Disegnato dall’architetta e designer angloirachena Zaha Hadid, l’edificio si presenta con imponenza – solo apparentemente monolitica – come sospeso a otto metri dal suolo: un paesaggio di piani modulati sorretto, nella sua posizione sopraelevata, da dieci coni e raccolto sotto una scocca sinuosa che crea una sensazione di “velocità impressa”.

Tra le testimonianze più rappresentative di questa nuova primavera del Self Compacting Concrete bisogna menzionare l’Ecole Polytechnique Federale de Lausanne, progettato da SANAA, e altri due capolavori di Zaha Hadid: il MAXXI di Roma e il nuovo porto commerciale di Salerno.
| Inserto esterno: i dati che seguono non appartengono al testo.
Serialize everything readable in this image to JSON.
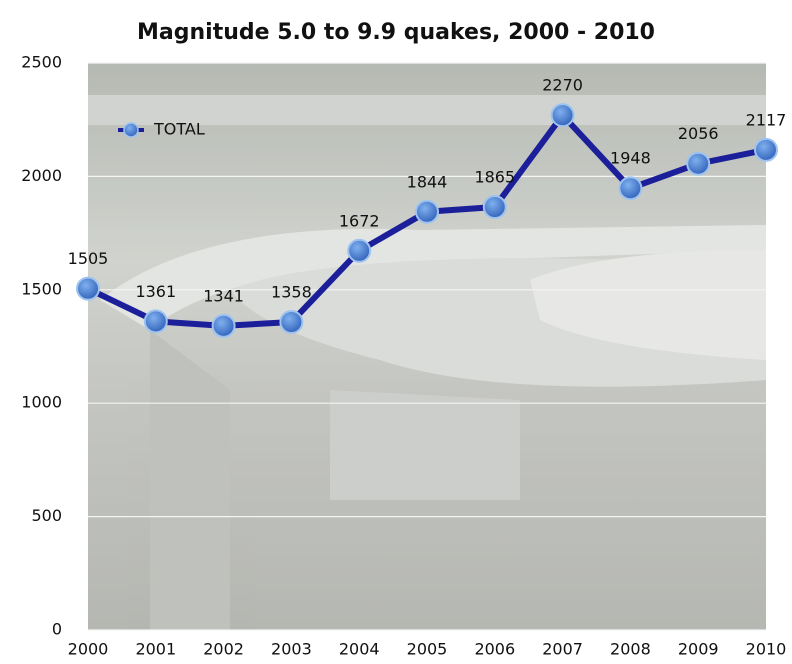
{
  "chart_data": {
    "type": "line",
    "title": "Magnitude 5.0 to 9.9 quakes, 2000 - 2010",
    "categories": [
      "2000",
      "2001",
      "2002",
      "2003",
      "2004",
      "2005",
      "2006",
      "2007",
      "2008",
      "2009",
      "2010"
    ],
    "series": [
      {
        "name": "TOTAL",
        "color": "#1c1f9a",
        "marker_color": "#3d74c8",
        "values": [
          1505,
          1361,
          1341,
          1358,
          1672,
          1844,
          1865,
          2270,
          1948,
          2056,
          2117
        ]
      }
    ],
    "ylim": [
      0,
      2500
    ],
    "yticks": [
      0,
      500,
      1000,
      1500,
      2000,
      2500
    ],
    "grid": true,
    "legend": "upper left"
  }
}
LE QUALITÀ DEL SELF COMPACTING CONCRETE

In che modo il calcestruzzo autocompattante ha reso possibili queste imprese costruttive di rilevanza epocale per la cultura architettonica mondiale?

Grazie alla sua notevole fluidità (allo stato fresco), all’elevata deformabilità e alla resistenza alla segregazione, ai nidi di ghiaia e all’essudazione d’acqua, il SCC è in grado di riempire gli spazi tra armature e casseformi e tra armature ed armature garantendo una superficie levigata, priva di difetti e durevole nel tempo.

Inoltre presenta costi contenuti, sicuramente inferiori ai materiali cementizi tradizionali per la messa in opera, e un minor impatto ambientale. E potendosi ridurre in modo significativo il rumore, consente di assicurare maggiore tutela dei lavoratori.

Zaha Hadid amava sfruttarne tutto il potenziale sia per la realizzazione dell’involucro che per l’interno. Certo è che il calcestruzzo autocompattante ha permesso di esplorare orizzonti formali ed estetici prima sconosciuti.